Poet Rita Dove Named Emory Commencement Speaker
Decatur Metro | February 12, 2013From Emory…
Former United States Poet Laureate and Pulitzer Prize-winner Rita Dove will deliver the keynote address at the University’s 168th commencement ceremony Monday, May 13. She also will receive an honorary doctor of letters degree.
Dove is currently the Commonwealth Professor of English at the University of Virginia. She served as Poet Laureate of the United States and Consultant to the Library of Congress from 1993 to 1995, and as Poet Laureate of the Commonwealth of Virginia from 2004 to 2006. A major figure in American and African American literature, Dove is known for her interdisciplinary approach and her collaborative ventures with composers, musicians and other artists.
Here’s a great little snippet from a discussion Ms. Dove participated in back in 2011 ruminating on the purpose and pleasure of line breaks in a poem…
The one thing that I find that poetry does that no other written art form can really do is that it can use the visual and use the oral to orchestrate our breathing, so that it becomes an extremely physical act to read a poem: aloud or to yourself, if you’re really into it.

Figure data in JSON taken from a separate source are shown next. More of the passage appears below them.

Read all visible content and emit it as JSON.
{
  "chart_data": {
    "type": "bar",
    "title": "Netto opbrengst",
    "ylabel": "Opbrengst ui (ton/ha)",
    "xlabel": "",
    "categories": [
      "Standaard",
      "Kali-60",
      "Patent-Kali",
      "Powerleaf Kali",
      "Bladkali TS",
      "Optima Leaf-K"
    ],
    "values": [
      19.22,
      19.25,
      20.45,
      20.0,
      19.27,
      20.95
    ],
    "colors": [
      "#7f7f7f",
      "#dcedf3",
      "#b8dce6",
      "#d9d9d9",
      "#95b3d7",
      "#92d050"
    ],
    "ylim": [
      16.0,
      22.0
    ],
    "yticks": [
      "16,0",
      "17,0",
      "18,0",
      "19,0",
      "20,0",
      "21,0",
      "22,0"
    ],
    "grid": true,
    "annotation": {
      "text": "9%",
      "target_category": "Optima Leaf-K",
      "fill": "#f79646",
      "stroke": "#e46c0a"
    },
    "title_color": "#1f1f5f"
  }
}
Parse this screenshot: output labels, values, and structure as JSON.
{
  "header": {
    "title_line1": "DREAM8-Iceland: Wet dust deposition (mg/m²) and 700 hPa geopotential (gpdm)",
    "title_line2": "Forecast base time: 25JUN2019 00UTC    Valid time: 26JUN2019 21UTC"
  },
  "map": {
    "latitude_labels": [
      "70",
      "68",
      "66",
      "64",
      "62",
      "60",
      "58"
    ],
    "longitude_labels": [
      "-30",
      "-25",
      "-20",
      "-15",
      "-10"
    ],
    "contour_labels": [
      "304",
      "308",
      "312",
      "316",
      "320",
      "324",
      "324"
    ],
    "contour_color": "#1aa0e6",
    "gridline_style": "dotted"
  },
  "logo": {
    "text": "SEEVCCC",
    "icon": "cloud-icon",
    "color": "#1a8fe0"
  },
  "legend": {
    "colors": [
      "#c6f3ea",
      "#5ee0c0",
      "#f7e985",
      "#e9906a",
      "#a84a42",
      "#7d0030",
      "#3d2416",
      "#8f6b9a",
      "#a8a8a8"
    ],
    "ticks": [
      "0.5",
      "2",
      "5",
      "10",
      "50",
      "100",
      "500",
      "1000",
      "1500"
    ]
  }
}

Sharon mentioned the turning of the line—every time you hit that white space with the tendrils—you know you’re going to go back, and you take a little breath, or you try to catch one, because you don’t know what’s coming.
Every time you go back, it’s with a sense of relief, snapping back, but knowing that you’re going to out there into the abyss. So there’s that oral sense, but there’s also: How long can you hold your breath? How long can you breathe?